PUSHING THE ECONOMIC CASE FOR REFORM…. We talked last week about some of the economic consequences of our dysfunctional health care system. For example, many employers, especially small businesses, have no choice but to force employees to pay higher premiums, and many more are dropping coverage altogether.

But this is especially damaging for American entrepreneurs — small businesses can’t open because entrepreneurs can’t afford to give up the benefits that come with their current job, and/or they can’t afford to cover a new team of employees. It forces some to leave the country, and start businesses overseas. It’s a subject we’ve been following closely here at the Monthly.

As the fight over health care reform enters the next stage, it’s a point the White House is choosing to emphasize even more. Today, President Obama talked up this angle in his weekly address, highlighting “people who’ve got a good idea, and the expertise and determination to build it into a thriving business, but many can’t take that leap because they can’t afford to lose the health insurance they have at their current job.”

“I hear about it from small business owners who want to grow their companies and hire more people, but they can’t, because they can barely afford to insure the employees they have,” the president said. “One small business owner wrote to me that health care costs are — and I quote — ‘stifling my business growth.’ He said that the money he wanted to use for research and development, and to expand his operations, has instead been ‘thrown into the pocket of healthcare insurance carriers.’

“These small businesses are the mom and pop stores and restaurants, beauty shops and construction companies that support families and sustain communities…. And right now, they are paying up to 18 percent more for the very same insurance plans as larger businesses because they have higher administrative costs and less bargaining power. Many have been forced to cut benefits or drop coverage. Some have shed jobs or shut their doors entirely. And recent studies show that if we fail to act now, employers will pay six percent more to insure their employees next year – and more than twice as much over the next decade.”

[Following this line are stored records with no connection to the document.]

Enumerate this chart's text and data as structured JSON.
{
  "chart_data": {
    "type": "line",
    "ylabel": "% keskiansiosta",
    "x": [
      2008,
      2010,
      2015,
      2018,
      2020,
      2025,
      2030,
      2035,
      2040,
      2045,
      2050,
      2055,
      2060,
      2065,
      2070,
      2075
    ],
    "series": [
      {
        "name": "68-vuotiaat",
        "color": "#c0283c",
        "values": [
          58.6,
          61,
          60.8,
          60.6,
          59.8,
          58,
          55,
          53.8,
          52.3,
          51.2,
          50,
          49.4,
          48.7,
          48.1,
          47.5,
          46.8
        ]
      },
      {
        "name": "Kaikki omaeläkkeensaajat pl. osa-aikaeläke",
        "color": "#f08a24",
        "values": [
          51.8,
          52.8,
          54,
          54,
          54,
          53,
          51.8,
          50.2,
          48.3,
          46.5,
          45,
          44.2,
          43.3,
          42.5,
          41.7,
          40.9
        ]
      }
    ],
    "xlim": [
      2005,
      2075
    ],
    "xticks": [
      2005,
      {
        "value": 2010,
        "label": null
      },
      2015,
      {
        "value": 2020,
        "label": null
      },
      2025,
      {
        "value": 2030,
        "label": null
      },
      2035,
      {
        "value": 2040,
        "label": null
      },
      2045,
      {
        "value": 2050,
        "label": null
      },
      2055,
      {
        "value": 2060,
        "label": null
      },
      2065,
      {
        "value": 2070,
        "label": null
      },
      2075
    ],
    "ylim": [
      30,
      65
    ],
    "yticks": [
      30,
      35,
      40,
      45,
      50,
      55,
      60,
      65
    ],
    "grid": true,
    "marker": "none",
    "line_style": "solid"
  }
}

“Rising health care costs are undermining our businesses, exploding our deficits, and costing our nation more jobs with each passing month.

“So we know that reforming our health insurance system will be a critical step in rebuilding our economy so that our entrepreneurs can pursue the American Dream again, and our small businesses can grow and expand and create new jobs again.”

The standard GOP talking points against reform insist that changing the system would punish small businesses. We already know that’s wrong, and I’m glad to see the White House emphasizing the opposite point.

Health care reform obviously won’t create an economic utopia overnight, but it’s the key part of an economic strategy that creates jobs, expands business opportunities, puts American employers in a more competitive position internationally, and opens the door to entrepreneurs who would otherwise struggle to get off the ground.